Sem salário, 8% dos devedores não pagam
Sem salário, 8% dos
devedores não pagam
O vice-presidente da Associação Comercial e Industrial de Capitão Leônidas Marques, Sílvio Schio, que é também secretário-geral da prefeitura, aponta como outro desdobramento do efeito barragem a grande inadimplência no pagamento de contas de serviço público. Segundo Sílvio, no caso de água e luz já está constatado que 8% da população urbana não estão pagando. A prefeitura tem feito a quitação de muitas faturas em troca de serviços eventuais prestados pelos inadimplentes, em pequenas frentes de trabalho, mas não pode assumir as dívidas de todo o contingente.
A oferta de trabalho é muito limitada, na cidade, onde as poucas indústrias são basicamente da área moveleira, e embora a prefeitura tenha ofertado barracões para outras se instalarem. Um bairro, a Vila Santa Mônica, é exemplo da concentração de pessoas sem emprego, a ponto de também ser denominado pelos moradores vila dos desempregados. Na área proliferam casebres e barracos, dos quais muitas pessoas saíram à rua, ao verem o carro da Folha, com o repórter fazendo perguntas, inclusive sobre contas de serviço não pagas.
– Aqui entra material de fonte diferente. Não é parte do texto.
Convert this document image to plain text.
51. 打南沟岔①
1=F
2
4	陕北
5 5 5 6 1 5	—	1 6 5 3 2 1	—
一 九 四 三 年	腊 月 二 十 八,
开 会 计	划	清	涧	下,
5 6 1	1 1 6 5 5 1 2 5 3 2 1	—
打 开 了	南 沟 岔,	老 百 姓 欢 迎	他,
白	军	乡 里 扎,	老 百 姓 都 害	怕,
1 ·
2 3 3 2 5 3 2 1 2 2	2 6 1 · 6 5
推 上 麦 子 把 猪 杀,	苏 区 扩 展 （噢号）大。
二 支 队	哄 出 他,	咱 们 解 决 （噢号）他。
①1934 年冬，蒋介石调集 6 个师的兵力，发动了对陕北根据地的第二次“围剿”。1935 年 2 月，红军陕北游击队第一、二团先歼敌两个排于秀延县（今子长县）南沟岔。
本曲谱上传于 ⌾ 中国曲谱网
Vocês é que resolvem o problema da água e da luz? foi pergunta comum, ouvida pela Reportagem. Em uma esquina, em todas as casas dos quatro cantos de ruas havia desempregados. Caso de Valdemar Zanco, 47 anos, quatro filhos, que trabalhou como servente na barragem, recebendo uns quinhentos reais por mês seu maior salário até hoje. Valdemar, que tem sequelas na perna, de acidente sofrido na concretagem, diz que procurou emprego por todo lado, inutilmente. Dois filhos, de 23 e 21 anos, foram embora para Cascavel, onde estão muito bem, conta, revelando o trabalho que conseguiram: catar papel nas ruas.
Com Valdemar e a esposa, porém, ainda ficaram outros dois filhos, um rapaz de 18 anos e uma garota de 15 anos. Em outra casa, o desempregado Paulo Roque, 40 anos, quatro filhos, que deixou Francisco Beltrão (no Sudoeste) com a família, atraído por Caxias. Na barragem, ele recebia R$ 450,00, trabalhando no concreto; hoje, só consegue alguma coisinha aqui e ali, como servente, trabalhando um dia e ficando vários parado. A filha Dulce, 18 anos, ajuda a manter a casa porque é a única com emprego fixo, em uma fábrica de móveis. Ela diz que depois da barragem, parece que morreu tudo, por aqui. (P.P.)